İşte ilişkilerin en zorlandığı alana giriyoruz. Bir kişi ile eğer bir ilişki yaşamak istiyorsanız, sizin değil, yaşanılmışlıkların kurallarını belirlediği bir alan içine girdiğinizin farkında olmanız lazım. Buradaki en önemli tuzak, karşınızdakini kendi filtremizden görmemiz olur ki, zaten o zaman ilişki baştan yanlışa gider. Neyi ne zaman yapar, neye kızar, ne kadar zorlanabilir gibi birçok değişkenin parametrelerini zaman içinde az çok öğrenmişsinizdir. Buradaki ince soru şu, siz gerçekten bu ilişkiyi sürdürmek istiyor musunuz, yoksa inceldiği yerden kopsun diyebilecek kadar umarsızca mı yaklaşıyorsunuz? Bu sorulara vereceğiniz cevap ilişkinin geleceğini belirleyicidir.

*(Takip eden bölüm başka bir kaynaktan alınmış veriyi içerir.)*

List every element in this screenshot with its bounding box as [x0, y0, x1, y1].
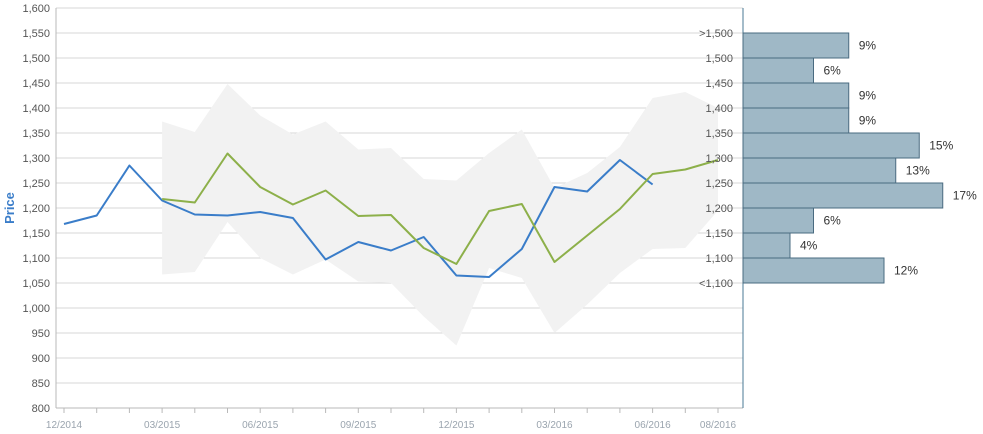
histogram-bar [742, 232, 791, 259]
histogram-percent-label: 15% [929, 139, 953, 153]
histogram-percent-label: 9% [859, 89, 877, 103]
x-tick-label: 06/2015 [242, 420, 279, 431]
histogram-bar [742, 82, 850, 109]
y-tick-label: 1,600 [22, 3, 50, 15]
y-tick-label: 1,200 [22, 203, 50, 215]
y-tick-label: 1,500 [22, 53, 50, 65]
histogram-bin-label: 1,150 [705, 228, 733, 240]
histogram-bin-label: 1,450 [705, 78, 733, 90]
y-tick-label: 950 [32, 328, 50, 340]
y-tick-label: 1,150 [22, 228, 50, 240]
y-tick-label: 1,550 [22, 28, 50, 40]
histogram-bin-label: 1,200 [705, 203, 733, 215]
histogram-bar [742, 132, 920, 159]
y-tick-label: 800 [32, 403, 50, 415]
histogram-percent-label: 17% [953, 189, 977, 203]
y-tick-label: 900 [32, 353, 50, 365]
labels: 800 850 900 950 1,000 1,050 1,100 1,150 1,200 1,2… [2, 3, 977, 431]
y-tick-label: 1,050 [22, 278, 50, 290]
histogram-bin-label: 1,500 [705, 53, 733, 65]
forecast-band [162, 84, 719, 346]
histogram-percent-label: 9% [859, 39, 877, 53]
histogram-bar [742, 107, 850, 134]
price-line [63, 159, 654, 278]
y-tick-label: 1,400 [22, 103, 50, 115]
histogram-percent-label: 12% [894, 264, 918, 278]
histogram-bin-label: <1,100 [699, 278, 733, 290]
histogram-bin-label: 1,300 [705, 153, 733, 165]
x-tick-label: 03/2016 [536, 420, 573, 431]
histogram-bar [742, 57, 814, 84]
x-tick-label: 12/2014 [46, 420, 83, 431]
histogram-bar [742, 257, 885, 284]
y-tick-label: 1,300 [22, 153, 50, 165]
forecast-line [161, 152, 719, 265]
histogram-bar [742, 182, 944, 209]
histogram-percent-label: 6% [824, 214, 842, 228]
y-tick-label: 1,450 [22, 78, 50, 90]
series-lines [63, 152, 719, 278]
histogram-bar [742, 32, 850, 59]
x-tick-label: 03/2015 [144, 420, 181, 431]
histogram-bar [742, 207, 814, 234]
histogram-bin-label: 1,350 [705, 128, 733, 140]
y-tick-label: 850 [32, 378, 50, 390]
x-tick-label: 12/2015 [438, 420, 475, 431]
histogram-percent-label: 4% [800, 239, 818, 253]
histogram-bin-label: 1,250 [705, 178, 733, 190]
histogram-percent-label: 13% [906, 164, 930, 178]
x-tick-label: 09/2015 [340, 420, 377, 431]
histogram-percent-label: 9% [859, 114, 877, 128]
y-axis-title: Price [2, 192, 17, 224]
histogram-bar [742, 157, 897, 184]
y-tick-label: 1,350 [22, 128, 50, 140]
histogram-percent-label: 6% [824, 64, 842, 78]
histogram-bin-label: >1,500 [699, 28, 733, 40]
histogram-bin-label: 1,400 [705, 103, 733, 115]
y-tick-label: 1,250 [22, 178, 50, 190]
forecast-range-area [162, 84, 719, 346]
histogram-bin-label: 1,100 [705, 253, 733, 265]
y-tick-label: 1,000 [22, 303, 50, 315]
y-tick-label: 1,100 [22, 253, 50, 265]
x-tick-label: 06/2016 [635, 420, 672, 431]
histogram [742, 32, 944, 284]
x-tick-label: 08/2016 [700, 420, 737, 431]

Eğer ilişkinizin uzun süreli ve iki taraf için besleyici bir şekilde sürmesini istiyorsanız biraz çaba gerekiyor. Karşısındakini tanımak ve kendi özel alanınızın sınırlarını karşınızdaki yüce varlığın özel alanları ile yumuşak geçişlerle düzenlemek gerçek inceliktir. Bu kendinden ödün vermek değil, ilişkinin uzun süreli ve sağlıklı olması için elinden gelenin en iyisini yapmaya çalışmaktır.

Bütün bu aşamalardan geçildi, ilişki çok güzel bir dinamik içinde ilerliyor, yani her şey harika. Bunun ardından da ‘ilişki sizi geliştiriyor mu, siz ilişkinizi ve karşınızdakini besliyor musunuz?’ sorusu geliyor.

Evrensel ana kurallardan biri “Ya büyürsün, ya ölürsün.”

Her şeyde olduğu gibi ilişkilerde de değişim ve gelişim kaçınılmaz olandır. Çünkü her an, her şey değişim içindeyken bundan ilişkinizin de nasiplenmemesi mümkün değil. Bir de hep söylerim ya, kişinin en çok kendinin farkındalığına geçtiği alanlar ilişkilerdir. Her ilişkiniz size bir koca kitap yazdıracak şeyler içerir aslında ama bunları farkedebilirseniz.  İlişkisel farkındalık denilen şey aslında çok komplike fakat bir o kadar da yüceltici.

Neler yaşıyoruz bir bakalım beraber…

İkili ilişkinizde bir olay yaşadığınızda bunun size katması gereken hediyeler öyle bir bakışta görülecek kadar aşikar değildir çoğu zaman. Ben madem yaşadım öyleyse hediyemi de almalıyım diyorsanız, burada sormamız gereken iki adet soru var:

Bu olay bana ne gösterdi?

Bana bu olayı gösteren kişiyi ben niye hayatıma dahil ettim?

“Hayatı hep böyle komplike mi yaşayacağız?” diye sorabilirsiniz bana. Başta gerçekten öyleymiş gibi geliyor ama, temel yapılarınızı ve kendinizin farkedemediğiniz ince özelliklerinizi anlamanın başka yolu yok. Biliyorsunuz başımıza ne geliyor, karşımıza kimler veya ne olaylar çıkıyorsa, bütün bunların yazarı da, oynayanı da, seyredeni de bizleriz. O yüzden bir olay gerçekleştiğinde “Ben bana göstermek için bu mizanseni neden oluşturdum?” demeye başladığınızda, ne yaşadığınızı çok daha iyi görebiliyorsunuz.


İlişkiler, özellikle yakın olanları hakkında o kadar çok söylenecek, yazılacak şey var ki. Bir süre sonra ben yine hadi bakalım ilişkilerden bahsedeceğim deyince şaşırmamanızı tavsiye ederim. Farkındalıklı yaşam içinde her gün, her ilişkinizden o kadar çok şey alıyorsunuz ki, zaman zaman bu kazanımları sizlerle paylaşmakta yarar görüyorum.